Puis des hurlements surgirent et la foule se dispersa pour se réfugier à l'abri de la tempête. Pourtant, quelques uns restèrent. Le sergent, d'abord, bien incapable de bouger sans attirer les regards des commères. Et une douzaine d'autres. Tous des hommes. Tous paraissaient connaître le même tourment que le sergent.
Et, inconsciente de tout cet émoi qu'elle provoquait, Helena riait. Elle venait de réaliser que, grâce au diadème, elle n'aurait plus jamais besoin de quiconque. Elle avait fui éperdue et désespérée mais elle réalisait à présent qu'elle était bien assez forte et intelligente pour faire face au monde sans crainte.
Et elle dansait sur la place, heureuse et bien dans sa peau.
Et les moldus la regardaient la bouche entrouverte et les chausses à l'étroit.
Elle dansait, se lavant dans la pluie, et riait du passé et de l'avenir.
Le sergent reprit une partie de ses esprits et réussit à lancer à ses soldats – depuis longtemps partis.

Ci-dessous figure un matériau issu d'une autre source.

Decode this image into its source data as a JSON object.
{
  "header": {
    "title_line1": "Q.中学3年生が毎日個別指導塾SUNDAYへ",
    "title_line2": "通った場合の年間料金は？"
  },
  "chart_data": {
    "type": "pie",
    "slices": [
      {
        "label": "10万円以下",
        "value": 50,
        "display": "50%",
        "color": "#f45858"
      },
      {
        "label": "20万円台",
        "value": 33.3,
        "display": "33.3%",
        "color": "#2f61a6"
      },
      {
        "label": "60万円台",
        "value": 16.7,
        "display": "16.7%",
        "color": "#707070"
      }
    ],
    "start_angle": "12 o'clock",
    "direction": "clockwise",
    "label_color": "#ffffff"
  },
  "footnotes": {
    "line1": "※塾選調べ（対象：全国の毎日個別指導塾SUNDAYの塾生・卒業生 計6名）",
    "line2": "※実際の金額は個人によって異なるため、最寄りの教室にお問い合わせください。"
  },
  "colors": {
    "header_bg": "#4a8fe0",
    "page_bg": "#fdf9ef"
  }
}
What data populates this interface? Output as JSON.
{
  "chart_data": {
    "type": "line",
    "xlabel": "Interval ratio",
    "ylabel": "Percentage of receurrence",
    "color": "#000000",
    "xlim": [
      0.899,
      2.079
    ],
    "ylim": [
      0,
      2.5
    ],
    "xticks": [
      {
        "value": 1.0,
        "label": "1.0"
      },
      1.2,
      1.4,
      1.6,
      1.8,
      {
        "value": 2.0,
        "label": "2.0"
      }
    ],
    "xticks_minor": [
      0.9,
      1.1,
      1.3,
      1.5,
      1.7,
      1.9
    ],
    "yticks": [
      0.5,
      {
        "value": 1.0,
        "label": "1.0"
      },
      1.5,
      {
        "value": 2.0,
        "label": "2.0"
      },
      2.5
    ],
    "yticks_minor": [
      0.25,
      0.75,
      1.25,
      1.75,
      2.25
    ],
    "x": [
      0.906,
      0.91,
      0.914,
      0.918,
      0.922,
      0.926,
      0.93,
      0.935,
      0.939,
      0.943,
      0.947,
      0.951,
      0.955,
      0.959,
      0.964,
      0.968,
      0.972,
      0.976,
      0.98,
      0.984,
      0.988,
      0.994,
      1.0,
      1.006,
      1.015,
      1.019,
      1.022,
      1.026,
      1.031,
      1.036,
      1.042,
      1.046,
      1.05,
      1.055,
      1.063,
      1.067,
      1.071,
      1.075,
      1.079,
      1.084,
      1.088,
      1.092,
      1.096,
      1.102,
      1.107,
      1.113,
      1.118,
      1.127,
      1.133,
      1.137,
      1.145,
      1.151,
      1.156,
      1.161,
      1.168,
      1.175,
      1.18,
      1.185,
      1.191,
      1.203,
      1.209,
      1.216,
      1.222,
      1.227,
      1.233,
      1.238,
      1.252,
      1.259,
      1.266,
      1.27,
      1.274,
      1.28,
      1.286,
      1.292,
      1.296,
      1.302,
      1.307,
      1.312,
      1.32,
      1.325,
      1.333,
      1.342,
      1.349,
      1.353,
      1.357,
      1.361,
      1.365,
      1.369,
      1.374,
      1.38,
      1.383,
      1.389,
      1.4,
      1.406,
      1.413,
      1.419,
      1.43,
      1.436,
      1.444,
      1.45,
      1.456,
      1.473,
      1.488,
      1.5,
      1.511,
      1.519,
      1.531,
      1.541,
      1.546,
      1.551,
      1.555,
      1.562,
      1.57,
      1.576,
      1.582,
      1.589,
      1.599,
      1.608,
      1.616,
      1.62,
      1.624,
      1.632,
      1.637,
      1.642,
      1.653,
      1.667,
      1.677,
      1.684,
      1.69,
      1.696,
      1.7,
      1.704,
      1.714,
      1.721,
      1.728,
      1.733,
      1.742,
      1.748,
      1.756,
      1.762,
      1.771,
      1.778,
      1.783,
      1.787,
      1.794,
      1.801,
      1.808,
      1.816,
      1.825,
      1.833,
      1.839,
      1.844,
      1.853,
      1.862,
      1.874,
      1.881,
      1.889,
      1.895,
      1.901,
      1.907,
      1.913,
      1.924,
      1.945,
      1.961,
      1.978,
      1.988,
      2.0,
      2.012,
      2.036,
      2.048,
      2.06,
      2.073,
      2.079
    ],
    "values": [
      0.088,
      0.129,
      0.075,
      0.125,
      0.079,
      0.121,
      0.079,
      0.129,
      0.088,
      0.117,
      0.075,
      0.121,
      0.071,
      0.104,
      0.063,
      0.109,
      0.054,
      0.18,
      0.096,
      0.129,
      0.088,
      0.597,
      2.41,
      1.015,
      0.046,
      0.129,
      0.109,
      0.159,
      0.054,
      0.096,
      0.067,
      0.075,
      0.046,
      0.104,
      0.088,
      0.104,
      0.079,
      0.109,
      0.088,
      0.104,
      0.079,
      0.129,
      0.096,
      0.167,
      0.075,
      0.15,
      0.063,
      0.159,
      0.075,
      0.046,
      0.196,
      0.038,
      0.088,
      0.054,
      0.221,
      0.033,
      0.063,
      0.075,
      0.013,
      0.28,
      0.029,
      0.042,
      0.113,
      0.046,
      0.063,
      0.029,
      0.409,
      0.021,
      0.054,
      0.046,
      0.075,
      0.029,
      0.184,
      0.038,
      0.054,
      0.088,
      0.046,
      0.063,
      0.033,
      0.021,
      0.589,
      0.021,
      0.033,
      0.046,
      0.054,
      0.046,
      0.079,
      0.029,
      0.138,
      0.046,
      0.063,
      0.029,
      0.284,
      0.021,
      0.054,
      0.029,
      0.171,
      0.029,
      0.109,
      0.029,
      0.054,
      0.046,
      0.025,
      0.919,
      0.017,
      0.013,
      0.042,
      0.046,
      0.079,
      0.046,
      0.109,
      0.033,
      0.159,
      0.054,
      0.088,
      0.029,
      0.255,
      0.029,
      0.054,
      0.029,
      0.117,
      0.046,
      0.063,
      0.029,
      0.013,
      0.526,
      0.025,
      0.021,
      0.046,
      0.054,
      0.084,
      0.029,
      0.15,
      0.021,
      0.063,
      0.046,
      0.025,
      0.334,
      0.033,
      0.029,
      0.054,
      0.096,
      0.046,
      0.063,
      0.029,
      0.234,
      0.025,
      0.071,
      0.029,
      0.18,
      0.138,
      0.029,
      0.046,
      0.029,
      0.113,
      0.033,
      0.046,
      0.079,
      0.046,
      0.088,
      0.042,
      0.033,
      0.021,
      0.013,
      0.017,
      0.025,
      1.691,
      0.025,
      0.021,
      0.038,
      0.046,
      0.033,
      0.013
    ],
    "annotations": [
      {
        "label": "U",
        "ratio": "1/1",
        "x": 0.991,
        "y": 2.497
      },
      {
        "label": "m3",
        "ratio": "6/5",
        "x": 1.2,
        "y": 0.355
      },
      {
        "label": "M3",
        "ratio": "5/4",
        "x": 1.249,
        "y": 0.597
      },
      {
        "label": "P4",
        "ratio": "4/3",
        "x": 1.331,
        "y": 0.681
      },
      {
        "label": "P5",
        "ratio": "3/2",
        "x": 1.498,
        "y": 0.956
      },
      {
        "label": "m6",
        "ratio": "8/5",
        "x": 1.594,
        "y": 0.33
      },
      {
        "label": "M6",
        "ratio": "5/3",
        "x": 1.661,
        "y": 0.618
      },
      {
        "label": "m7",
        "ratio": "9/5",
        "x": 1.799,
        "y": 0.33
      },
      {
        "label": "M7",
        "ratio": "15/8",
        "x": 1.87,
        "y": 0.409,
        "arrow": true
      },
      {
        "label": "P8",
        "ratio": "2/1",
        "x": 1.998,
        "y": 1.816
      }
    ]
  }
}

« Je n'en puis plus. Qu'on relâche la prévenue… »
Seule Helena l'entendit. Elle s'approcha de lui et lui déposa un baiser sur la joue en guise de merci. Puis elle se détourna et se pencha pour ramasser les restes de son balai à demi consumé, envoyant des ondes à la fois plaisantes et douloureuses dans les reins des assistants dans son dos.
Elle tournoya alors sur elle-même et transplana.
La pluie tombait toujours sur la place d'un village perdu du Sud de l'Angleterre et un petit groupe d'hommes se regardaient comme s'ils venaient d'assister à un miracle.
« Une sorcière…
– Tombée des nues…
– Toute nue… »
L'amour semblait irradier d'eux comme une substance palpable. L'amour ou autre chose…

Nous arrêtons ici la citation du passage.